Teams don’t check IDs at the gate. There are facial recognition systems and cameras in place at some sporting events around the world, but that technology is (a) in its infancy; and (b) primarily aimed at dealing with criminal and terrorist threats, not individual fan bans over relatively mundane matters like general jackwagonry. In light of that, is a lifetime ban more of a symbolic gesture than anything?
Alex Reimer of WEEI.com spoke to the club about that. There’s a bit more to it than merely hoping someone rats out the guy who got banned if he shows up, but not much more to it. They’ve flagged his credit card so he can’t purchase tickets directly from the Red Sox with that card, but he could use StubHub or have a friend buy him tickets, so it’s not exactly airtight.
Mostly it’s just the honor system and the threat of a trespassing beef if he’s caught in Fenway. The spokesman:
“We know this isn’t a perfect or infallible system. And we recognize that enforcing it will be a difficult thing to do. But if the person is willing to take a risk and come back to the ballpark, there are actions that can be taken if they’re caught.”

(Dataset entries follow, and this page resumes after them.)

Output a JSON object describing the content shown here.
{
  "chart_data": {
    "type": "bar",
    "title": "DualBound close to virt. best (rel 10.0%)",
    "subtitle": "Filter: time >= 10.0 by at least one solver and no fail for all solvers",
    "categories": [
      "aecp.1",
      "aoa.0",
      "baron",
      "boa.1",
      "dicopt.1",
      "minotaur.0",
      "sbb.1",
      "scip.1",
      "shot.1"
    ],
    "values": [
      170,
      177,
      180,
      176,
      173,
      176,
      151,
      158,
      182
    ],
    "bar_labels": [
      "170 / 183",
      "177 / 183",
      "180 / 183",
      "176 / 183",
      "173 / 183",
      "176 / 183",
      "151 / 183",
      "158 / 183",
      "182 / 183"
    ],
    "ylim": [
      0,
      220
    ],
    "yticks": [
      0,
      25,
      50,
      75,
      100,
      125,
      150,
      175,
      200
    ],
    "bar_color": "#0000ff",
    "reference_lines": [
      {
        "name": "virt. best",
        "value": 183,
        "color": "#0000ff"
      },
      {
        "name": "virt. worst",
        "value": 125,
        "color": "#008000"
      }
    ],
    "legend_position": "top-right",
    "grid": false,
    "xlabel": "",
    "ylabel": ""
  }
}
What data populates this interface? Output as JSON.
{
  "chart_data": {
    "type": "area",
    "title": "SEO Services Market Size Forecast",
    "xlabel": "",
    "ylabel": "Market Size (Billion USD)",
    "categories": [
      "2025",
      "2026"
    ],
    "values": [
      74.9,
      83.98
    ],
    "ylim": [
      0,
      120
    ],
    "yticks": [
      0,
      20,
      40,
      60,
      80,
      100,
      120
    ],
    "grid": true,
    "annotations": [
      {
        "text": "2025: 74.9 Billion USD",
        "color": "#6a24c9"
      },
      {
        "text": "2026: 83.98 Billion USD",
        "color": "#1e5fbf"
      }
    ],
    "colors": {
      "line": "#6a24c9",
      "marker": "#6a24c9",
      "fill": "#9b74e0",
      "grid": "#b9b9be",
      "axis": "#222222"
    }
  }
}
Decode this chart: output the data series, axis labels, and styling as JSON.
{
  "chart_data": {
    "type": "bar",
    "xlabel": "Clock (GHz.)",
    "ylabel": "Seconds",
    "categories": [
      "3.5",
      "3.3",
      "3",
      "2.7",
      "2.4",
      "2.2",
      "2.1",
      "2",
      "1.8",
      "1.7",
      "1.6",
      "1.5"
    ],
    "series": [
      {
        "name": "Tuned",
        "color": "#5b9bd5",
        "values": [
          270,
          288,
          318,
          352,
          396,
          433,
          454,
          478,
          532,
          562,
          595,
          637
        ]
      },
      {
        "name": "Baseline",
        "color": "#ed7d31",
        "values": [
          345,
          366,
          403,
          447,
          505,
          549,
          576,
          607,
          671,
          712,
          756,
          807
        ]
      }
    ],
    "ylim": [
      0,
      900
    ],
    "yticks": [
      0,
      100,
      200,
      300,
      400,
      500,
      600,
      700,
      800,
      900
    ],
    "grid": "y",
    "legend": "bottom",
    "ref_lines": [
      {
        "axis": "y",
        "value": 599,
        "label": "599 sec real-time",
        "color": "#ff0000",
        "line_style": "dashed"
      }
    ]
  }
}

Not much else you can do, really. But then again, my view of this is that the idea here isn’t specifically about keeping this one fan out of Fenway Park. It’s about the organization signaling to fans what it considers to be inappropriate behavior at the ballpark and using this guy’s ban as an example. Even if it lacks the sharpest teeth, I suspect people will be a bit more careful about displaying their jackwagonry while taking in a Sox game.